‘Don’t use Internet Explorer’ — that’s the warning being given by the US and UK governments this week after a severe security flaw affecting the browser was detected.
Both countries are advising citizens who are running Microsoft Windows to switch to an alternative web browser, such as Opera, Mozilla Firefox or Google Chrome, until the vulnerability has been fixed.
Internet Explorer 6 through 11 — released on Windows 7 and 8 last year — are all confirmed to be affected.
For XP Users It Gets Worse
News of the vulnerability can’t have come at a worse time for those still running Windows XP.
With Microsoft officially ending support for it in April this year, even when a fix for this issue is released the update won’t be made available to the estimated 125 million hold-outs still running the aged OS.
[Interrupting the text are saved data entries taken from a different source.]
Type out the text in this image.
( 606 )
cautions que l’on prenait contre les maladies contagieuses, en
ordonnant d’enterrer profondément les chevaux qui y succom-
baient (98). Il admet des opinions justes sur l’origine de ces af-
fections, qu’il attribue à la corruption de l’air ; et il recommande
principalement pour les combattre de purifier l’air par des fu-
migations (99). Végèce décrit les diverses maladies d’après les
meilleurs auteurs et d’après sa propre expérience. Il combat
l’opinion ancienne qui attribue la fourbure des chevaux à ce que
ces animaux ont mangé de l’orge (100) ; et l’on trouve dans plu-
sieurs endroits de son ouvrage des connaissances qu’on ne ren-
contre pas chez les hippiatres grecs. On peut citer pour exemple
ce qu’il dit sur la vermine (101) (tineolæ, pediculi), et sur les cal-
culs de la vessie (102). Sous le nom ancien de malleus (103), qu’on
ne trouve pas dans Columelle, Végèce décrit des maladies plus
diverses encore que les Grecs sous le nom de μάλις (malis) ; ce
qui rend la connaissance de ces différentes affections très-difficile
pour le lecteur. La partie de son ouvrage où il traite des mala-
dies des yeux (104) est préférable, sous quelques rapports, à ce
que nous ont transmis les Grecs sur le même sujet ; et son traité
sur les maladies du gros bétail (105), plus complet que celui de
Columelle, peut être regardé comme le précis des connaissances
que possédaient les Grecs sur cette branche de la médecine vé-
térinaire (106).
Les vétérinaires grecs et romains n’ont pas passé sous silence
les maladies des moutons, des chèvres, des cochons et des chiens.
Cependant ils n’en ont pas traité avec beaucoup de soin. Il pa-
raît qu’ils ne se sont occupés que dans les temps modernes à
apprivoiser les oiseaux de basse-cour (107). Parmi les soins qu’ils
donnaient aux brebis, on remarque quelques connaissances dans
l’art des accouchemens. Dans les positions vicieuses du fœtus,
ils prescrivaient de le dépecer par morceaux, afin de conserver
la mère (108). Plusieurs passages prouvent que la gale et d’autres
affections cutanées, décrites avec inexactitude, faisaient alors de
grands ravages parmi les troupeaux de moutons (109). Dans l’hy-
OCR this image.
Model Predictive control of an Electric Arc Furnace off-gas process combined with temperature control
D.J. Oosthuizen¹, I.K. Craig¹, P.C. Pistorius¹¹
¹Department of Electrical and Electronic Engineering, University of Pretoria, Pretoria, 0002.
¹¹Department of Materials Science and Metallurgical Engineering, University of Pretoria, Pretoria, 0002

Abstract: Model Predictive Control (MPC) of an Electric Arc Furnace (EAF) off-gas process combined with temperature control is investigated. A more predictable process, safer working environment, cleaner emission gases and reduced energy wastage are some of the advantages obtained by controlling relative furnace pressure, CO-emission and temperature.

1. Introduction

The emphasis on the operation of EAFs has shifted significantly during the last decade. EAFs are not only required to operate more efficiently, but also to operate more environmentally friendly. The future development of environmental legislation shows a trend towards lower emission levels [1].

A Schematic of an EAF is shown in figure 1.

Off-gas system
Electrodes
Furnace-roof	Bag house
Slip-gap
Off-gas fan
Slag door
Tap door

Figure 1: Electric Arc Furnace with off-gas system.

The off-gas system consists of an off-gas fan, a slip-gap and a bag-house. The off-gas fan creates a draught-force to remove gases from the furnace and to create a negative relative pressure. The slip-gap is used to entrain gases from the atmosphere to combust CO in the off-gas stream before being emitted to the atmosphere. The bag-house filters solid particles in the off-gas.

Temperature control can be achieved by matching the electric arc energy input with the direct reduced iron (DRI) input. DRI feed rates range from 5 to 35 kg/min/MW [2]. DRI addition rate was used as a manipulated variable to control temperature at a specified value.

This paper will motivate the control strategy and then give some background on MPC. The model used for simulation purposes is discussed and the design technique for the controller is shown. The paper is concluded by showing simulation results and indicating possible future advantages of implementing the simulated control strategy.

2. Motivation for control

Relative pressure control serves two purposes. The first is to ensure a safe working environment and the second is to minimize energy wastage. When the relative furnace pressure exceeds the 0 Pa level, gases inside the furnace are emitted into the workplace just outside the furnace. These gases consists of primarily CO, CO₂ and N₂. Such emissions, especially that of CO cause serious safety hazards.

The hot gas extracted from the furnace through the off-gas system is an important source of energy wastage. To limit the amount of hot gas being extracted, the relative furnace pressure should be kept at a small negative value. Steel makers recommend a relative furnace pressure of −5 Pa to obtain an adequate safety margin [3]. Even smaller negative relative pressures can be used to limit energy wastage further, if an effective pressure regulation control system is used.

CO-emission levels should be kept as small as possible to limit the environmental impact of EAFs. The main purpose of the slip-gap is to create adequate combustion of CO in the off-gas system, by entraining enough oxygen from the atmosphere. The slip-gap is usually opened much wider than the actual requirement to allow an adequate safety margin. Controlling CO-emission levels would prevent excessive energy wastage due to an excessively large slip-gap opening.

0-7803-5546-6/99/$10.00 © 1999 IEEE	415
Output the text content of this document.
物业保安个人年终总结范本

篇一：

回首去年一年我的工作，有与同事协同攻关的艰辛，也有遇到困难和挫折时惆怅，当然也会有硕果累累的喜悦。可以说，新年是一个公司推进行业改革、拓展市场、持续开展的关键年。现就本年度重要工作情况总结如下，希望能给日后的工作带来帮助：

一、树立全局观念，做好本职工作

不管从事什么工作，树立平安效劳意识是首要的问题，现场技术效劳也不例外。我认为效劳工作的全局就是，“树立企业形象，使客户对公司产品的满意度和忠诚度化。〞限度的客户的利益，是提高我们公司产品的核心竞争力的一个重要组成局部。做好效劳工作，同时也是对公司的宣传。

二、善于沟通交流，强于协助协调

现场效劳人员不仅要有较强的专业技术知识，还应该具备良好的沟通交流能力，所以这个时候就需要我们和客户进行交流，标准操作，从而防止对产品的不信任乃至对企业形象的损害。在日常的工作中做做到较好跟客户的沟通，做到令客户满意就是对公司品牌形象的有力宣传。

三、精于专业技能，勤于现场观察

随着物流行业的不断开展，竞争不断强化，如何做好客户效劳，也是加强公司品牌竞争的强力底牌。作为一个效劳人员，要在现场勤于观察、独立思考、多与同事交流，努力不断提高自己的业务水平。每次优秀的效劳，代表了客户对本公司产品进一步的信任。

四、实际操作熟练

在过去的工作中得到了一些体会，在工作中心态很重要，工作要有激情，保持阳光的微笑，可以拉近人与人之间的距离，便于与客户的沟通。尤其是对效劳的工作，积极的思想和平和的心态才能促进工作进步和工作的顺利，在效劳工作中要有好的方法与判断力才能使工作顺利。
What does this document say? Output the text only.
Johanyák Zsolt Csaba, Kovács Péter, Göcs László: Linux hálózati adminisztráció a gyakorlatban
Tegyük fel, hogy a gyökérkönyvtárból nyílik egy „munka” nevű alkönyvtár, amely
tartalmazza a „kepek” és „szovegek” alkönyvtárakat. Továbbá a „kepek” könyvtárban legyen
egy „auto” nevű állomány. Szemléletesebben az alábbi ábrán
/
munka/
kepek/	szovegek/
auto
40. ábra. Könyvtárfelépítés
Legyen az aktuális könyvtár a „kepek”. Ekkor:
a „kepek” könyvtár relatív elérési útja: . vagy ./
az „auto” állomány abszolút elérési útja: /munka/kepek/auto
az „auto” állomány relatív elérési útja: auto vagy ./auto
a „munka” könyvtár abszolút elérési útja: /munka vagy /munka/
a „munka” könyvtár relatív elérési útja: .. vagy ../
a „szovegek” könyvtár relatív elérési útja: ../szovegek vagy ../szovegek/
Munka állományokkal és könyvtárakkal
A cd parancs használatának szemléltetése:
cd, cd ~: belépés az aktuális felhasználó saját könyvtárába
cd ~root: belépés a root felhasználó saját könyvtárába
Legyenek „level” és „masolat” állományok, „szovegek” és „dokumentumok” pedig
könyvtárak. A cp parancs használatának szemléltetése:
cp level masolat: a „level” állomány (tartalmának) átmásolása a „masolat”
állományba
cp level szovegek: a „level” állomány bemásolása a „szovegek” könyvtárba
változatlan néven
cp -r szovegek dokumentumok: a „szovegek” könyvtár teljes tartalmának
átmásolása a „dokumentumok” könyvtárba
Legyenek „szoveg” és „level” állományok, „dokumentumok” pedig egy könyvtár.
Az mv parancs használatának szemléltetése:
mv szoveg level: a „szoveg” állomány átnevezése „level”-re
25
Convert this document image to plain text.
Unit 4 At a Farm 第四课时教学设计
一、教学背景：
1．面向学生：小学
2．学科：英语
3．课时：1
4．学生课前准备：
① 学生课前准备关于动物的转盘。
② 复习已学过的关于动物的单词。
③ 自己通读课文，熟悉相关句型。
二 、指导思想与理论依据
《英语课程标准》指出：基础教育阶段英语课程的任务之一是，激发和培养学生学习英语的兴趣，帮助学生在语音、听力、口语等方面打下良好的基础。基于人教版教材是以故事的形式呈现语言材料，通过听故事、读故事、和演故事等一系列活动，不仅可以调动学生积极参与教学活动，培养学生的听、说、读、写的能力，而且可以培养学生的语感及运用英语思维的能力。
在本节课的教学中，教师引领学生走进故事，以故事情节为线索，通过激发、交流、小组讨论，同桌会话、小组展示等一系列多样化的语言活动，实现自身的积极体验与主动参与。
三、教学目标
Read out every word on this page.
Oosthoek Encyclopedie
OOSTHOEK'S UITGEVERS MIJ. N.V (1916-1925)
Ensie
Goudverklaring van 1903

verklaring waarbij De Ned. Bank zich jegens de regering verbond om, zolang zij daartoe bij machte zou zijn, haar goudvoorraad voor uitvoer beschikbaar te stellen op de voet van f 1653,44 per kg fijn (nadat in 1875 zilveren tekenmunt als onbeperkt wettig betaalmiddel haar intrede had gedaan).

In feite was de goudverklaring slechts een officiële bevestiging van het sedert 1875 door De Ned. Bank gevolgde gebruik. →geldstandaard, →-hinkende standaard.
As such the advice from the US and UK computer security agencies is even more stark: don’t use the browser at all.
XP fans aren’t left entirely vulnerable. Both Mozilla, who make Firefox, and Google have pledged to continue providing updates to their browsers on the 13 year old OS until 2015.
The U.S. Computer Emergency Readiness Team, a section of the Department of Homeland Security, say that the vulnerability potentially allows “the complete compromise” of affected systems. Security experts say that hackers are already exploiting the loophole, which allows attackers to run code on a system when a specifically created webpage is visited.